SOUVENIR DE L'EXPOSITION L'ART DE LA FÊTE À LA COUR DES VALOIS AU CHÂTEAU DE FONTAINEBLEAU
Francesco Primaticcio (1503-1570), Modèle pour un costume de femme-caryatide, 1540-1550, plume, encre et aquarelle, 325x163 mm, Stockholm, Nationalmuseum
Francesco Primaticcio (1503-1570) entre au service de François Ier en 1532, après s’être formé à la fresque et au stuc lors du chantier du palais du Té à Mantoue, aux côtés de Giulio Romano (vers 1499-1546). Son rôle auprès du roi est pluriel, agissant tant comme artiste, qu’agent de la cour.
L’exposition qui s’est achevée au château de Fontainebleau, « L’Art de la fête à la cour des Valois » témoigne du faste des fêtes dont le château a été un témoin privilégié. Ces réceptions donnaient lieu à des œuvres éphémères, et le dessin est un support important pour découvrir les costumes les plus excentriques dont se parait la cour des Valois.
L'artiste dessine ici une femme vêtue à l'antique, de face, soutenant un entablement sculpté: une cariatide. Leur origine est donnée par Vitruve dans De architectura. Les habitants de la ville de Carya, dans le Péloponnèse, se seraient alliés aux Perses lors des guerres médiques. Les Grecs ayant gagné, ils auraient alors tué tous les hommes et réduit les femmes en esclavage. Ces motifs architecturaux rappelleraient leur traîtrise, cette alliance aux Perses contre leur peuple, et leur condamnation à porter sur leurs têtes ce fardeau. L’iconographie est caractéristique de cette parenthèses sous la dynastie des Valois, où, malgré les guerres, la cour bénéficie d’une légèreté de ton qui se révèle par ses costumes, mêlant références antiques et littéraires. L’œuvre s’inscrit également dans l’iconographie plus générale du château de Fontainebleau, où la présence des femmes et des cariatides est récurrente, notamment dans la galerie de François Ier. Primatice était familier des références aux iconographies et œuvres antiques : il a été chargé de copier et mouler les antiques sur l’ordre de François Ier, ainsi que d’en acquérir à Rome lors de son voyage en 1540.

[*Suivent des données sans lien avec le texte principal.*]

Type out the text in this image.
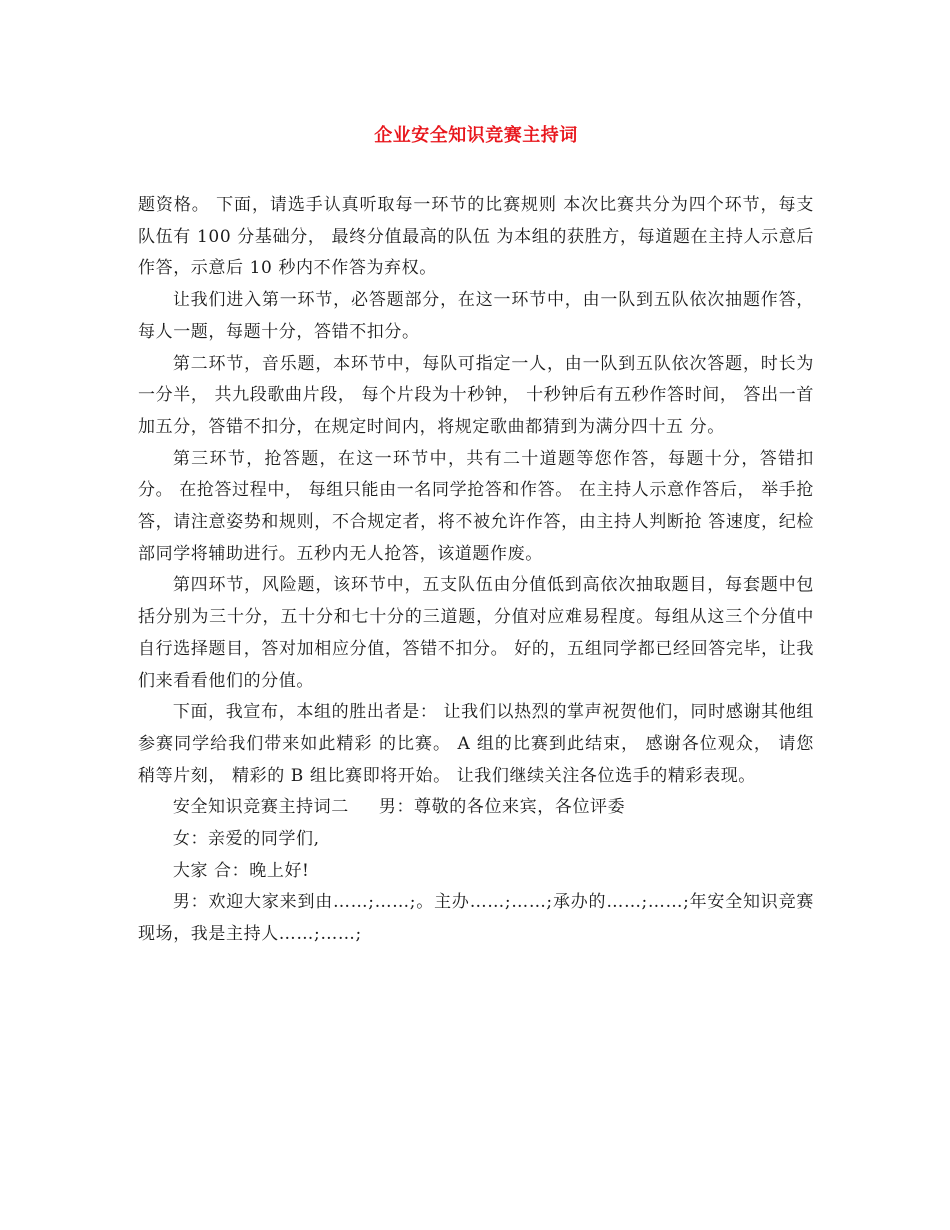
企业安全知识竞赛主持词

题资格。 下面，请选手认真听取每一环节的比赛规则 本次比赛共分为四个环节，每支队伍有 100 分基础分， 最终分值最高的队伍 为本组的获胜方，每道题在主持人示意后作答，示意后 10 秒内不作答为弃权。

让我们进入第一环节，必答题部分，在这一环节中，由一队到五队依次抽题作答，每人一题，每题十分，答错不扣分。

第二环节，音乐题，本环节中，每队可指定一人，由一队到五队依次答题，时长为一分半， 共九段歌曲片段， 每个片段为十秒钟， 十秒钟后有五秒作答时间， 答出一首加五分，答错不扣分，在规定时间内，将规定歌曲都猜到为满分四十五 分。

第三环节，抢答题，在这一环节中，共有二十道题等您作答，每题十分，答错扣分。 在抢答过程中， 每组只能由一名同学抢答和作答。 在主持人示意作答后， 举手抢答，请注意姿势和规则，不合规定者，将不被允许作答，由主持人判断抢 答速度，纪检部同学将辅助进行。五秒内无人抢答，该道题作废。

第四环节，风险题，该环节中，五支队伍由分值低到高依次抽取题目，每套题中包括分别为三十分，五十分和七十分的三道题，分值对应难易程度。每组从这三个分值中自行选择题目，答对加相应分值，答错不扣分。 好的，五组同学都已经回答完毕，让我们来看看他们的分值。

下面，我宣布，本组的胜出者是： 让我们以热烈的掌声祝贺他们，同时感谢其他组参赛同学给我们带来如此精彩 的比赛。 A 组的比赛到此结束， 感谢各位观众， 请您稍等片刻， 精彩的 B 组比赛即将开始。 让我们继续关注各位选手的精彩表现。

安全知识竞赛主持词二 男：尊敬的各位来宾，各位评委

女：亲爱的同学们,

大家 合：晚上好!

男：欢迎大家来到由……;……;。主办……;……;承办的……;……;年安全知识竞赛现场，我是主持人……;……;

La réalisation de ces dessins demandaient l’intervention de nombreux corps de métiers, et ainsi les inscriptions à leur adresse sont fréquentes. Ici, bien que peu lisibles, Primaticcio indique certainement les matériaux à utiliser pour la réalisation du costume de cariatide. Les draperies qu’elle revêt sont dissociées par une utilisation délicate de l’aquarelle jaune et violette en rehauts. Cet emploi de l'aquarelle ne se retrouve que pour ses dessins de mascarades. C'est une grande particularité de l’artiste, qui le distingue de ses contemporains italiens s'adonnant à l'art du dessin de la mascarade, comme Rosso Fiorentino (1494-1540). En s'inspirant des aquarelles des costumes de la cour d'Este à Ferrare de Pisanello et des dessins monochromes de mascarades contemporains, Primaticcio réalise une production qui lui est propre. Mais les esquisses de costumes ne sont pas la spécificité des italiens contribuant aux chantiers de Fontainebleau. Vasari témoigne dans ses Vies des meilleurs peintres, sculpteurs et architectes de la participation, aux XVe et XVIe siècles, des peintres italiens aux fêtes, mascarades et autres réjouissances par la pratique du dessin.
Ce dessin fait partie d’un ensemble acheté par Pierre Crozat (1661-1740). Il rejoint ensuite la Suède grâce à Nicolas Tessin (1654-1728) qui achète les « Trente-six Dessins de Mascarades pour des Balets, & de figures pour un Tournoy; ils sont coloriés » lors de la vente de sa collection le 13 mai 1741. Ils étaient alors attribués à Nicolò dell’Abbate. Dans ses études sur Primaticcio parues en 1899 et 1900, Louis Dimier lui attribue vingt-cinq esquisses dans le lot, permettant ainsi de redécouvrir une nouvelle facette de son art.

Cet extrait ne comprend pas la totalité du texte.